What you need to know:
- Posta should build its capabilities to infuse AI pipelines into their core decision-making across different institutional levels.
- The institution’s operations could also greatly benefit from predictive models to enhance their planning and routing systems accordingly.
Posta’s ill fate can be attributed to low quality of service, poor planning, scheduling and routing, leading to increased missed deliveries and delivery costs, ineffective whole production life cycle and incapacity to perform systemic depth root-cause analysis for these maladies.
The situation has been accentuated by stiff competition from private postal service providers and lower demand for ‘snail mail’, piling pressure on its regional outposts throughout the country, particularly when it comes to handling the “last mile” of delivery.
However, new technology could help to optimise systems for delivering mail. Activities like scanning and routing mail could be automated. That could help offload much of the financial burden on users and boost revenues.
For instance, surveys have revealed that post offices, mostly in Americas, Europe and Asian Pacific have been able to make revenues worth Sh500 billion annually as a result of investing in advanced digital technologies.
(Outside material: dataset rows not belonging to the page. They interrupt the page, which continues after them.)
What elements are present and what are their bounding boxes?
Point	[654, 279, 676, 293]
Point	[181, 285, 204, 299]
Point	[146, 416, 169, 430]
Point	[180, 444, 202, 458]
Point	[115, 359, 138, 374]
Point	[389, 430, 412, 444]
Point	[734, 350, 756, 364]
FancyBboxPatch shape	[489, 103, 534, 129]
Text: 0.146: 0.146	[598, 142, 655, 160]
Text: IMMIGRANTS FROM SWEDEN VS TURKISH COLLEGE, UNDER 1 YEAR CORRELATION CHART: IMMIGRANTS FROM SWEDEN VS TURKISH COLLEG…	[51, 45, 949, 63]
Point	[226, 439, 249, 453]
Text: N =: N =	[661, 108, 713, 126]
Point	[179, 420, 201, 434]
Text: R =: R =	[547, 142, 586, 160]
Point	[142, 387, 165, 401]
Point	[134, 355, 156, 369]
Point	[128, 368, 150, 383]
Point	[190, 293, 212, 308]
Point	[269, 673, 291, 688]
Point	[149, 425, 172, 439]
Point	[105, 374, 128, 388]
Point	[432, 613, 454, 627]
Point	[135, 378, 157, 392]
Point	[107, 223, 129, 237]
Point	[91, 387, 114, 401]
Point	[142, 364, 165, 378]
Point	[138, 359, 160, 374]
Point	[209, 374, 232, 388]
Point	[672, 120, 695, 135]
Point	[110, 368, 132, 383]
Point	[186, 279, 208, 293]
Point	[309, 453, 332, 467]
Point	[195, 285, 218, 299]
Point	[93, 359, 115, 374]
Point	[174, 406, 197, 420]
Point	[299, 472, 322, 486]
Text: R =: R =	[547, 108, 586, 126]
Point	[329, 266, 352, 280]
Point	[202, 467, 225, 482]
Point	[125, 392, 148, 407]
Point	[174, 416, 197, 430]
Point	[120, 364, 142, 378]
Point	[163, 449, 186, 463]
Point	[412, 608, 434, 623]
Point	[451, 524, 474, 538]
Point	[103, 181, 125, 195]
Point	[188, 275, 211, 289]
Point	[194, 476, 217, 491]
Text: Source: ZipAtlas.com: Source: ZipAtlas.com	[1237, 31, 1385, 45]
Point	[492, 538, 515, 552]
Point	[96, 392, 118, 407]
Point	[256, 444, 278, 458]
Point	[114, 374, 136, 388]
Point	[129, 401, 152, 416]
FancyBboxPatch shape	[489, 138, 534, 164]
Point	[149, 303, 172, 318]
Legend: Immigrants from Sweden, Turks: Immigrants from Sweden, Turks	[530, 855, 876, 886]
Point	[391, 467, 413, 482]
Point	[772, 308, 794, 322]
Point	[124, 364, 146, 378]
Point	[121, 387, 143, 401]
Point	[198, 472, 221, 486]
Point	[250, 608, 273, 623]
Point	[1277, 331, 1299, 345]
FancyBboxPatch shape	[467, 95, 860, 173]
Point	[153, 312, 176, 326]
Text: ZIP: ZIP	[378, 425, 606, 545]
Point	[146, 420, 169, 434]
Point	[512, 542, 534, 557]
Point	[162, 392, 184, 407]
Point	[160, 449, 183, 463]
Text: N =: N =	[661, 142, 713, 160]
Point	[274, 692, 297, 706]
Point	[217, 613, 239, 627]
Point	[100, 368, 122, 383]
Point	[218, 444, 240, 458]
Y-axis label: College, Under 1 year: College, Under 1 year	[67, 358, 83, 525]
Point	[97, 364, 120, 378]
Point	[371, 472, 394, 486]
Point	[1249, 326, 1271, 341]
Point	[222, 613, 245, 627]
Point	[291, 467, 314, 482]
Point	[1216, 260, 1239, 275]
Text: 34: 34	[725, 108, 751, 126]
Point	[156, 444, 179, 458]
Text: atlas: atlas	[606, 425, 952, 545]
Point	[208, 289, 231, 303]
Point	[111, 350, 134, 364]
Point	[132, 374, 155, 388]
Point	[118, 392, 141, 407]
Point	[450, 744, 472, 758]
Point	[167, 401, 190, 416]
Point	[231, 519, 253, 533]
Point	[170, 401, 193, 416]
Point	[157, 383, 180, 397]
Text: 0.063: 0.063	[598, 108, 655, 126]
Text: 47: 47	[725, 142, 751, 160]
The success of the private sector post offices is mainly a result of tapping into such technologies, including artificial intelligence (AI), connected vehicles and lockers, digital warehouses and robotic process automation — automations credited with leading to faster and more reliable delivery services, bridging the gap between current post offices operating with last-century technology and what customers expect in the modern world.
The US Postal Service, for instance, has deployed AI to access points weight and also collect and price mail while post office warehouses in the Netherlands use guided vehicles and robotics to move parcels.
Further, many post offices in Europe are using augmented reality to help with real-time information receivership and revamp operations efficiency.
Posta should build its capabilities to infuse AI pipelines into their core decision-making across different institutional levels. That would allow its leadership to look into daily predictions to see which areas will be most problematic for given addresses (regions) and change operational aspects such as distribution set-up or delivery windows.
They could also inspect the contribution of different factors to predictive performance such as weather conditions or seasonal effects.
The institution’s operations could also greatly benefit from predictive models to enhance their planning and routing systems accordingly.
Those, combined with investments in digital marketing to reach a broader audience through modern sales paradigms, 24-hour chatbots for convenient customer service at a lower price point and online loyalty programmes (a marketing mechanic popular among online retailers and other companies) will help the once-progressive public corporation to rebuild and maintain the sizable customer base that it badly needs for reliable revenue.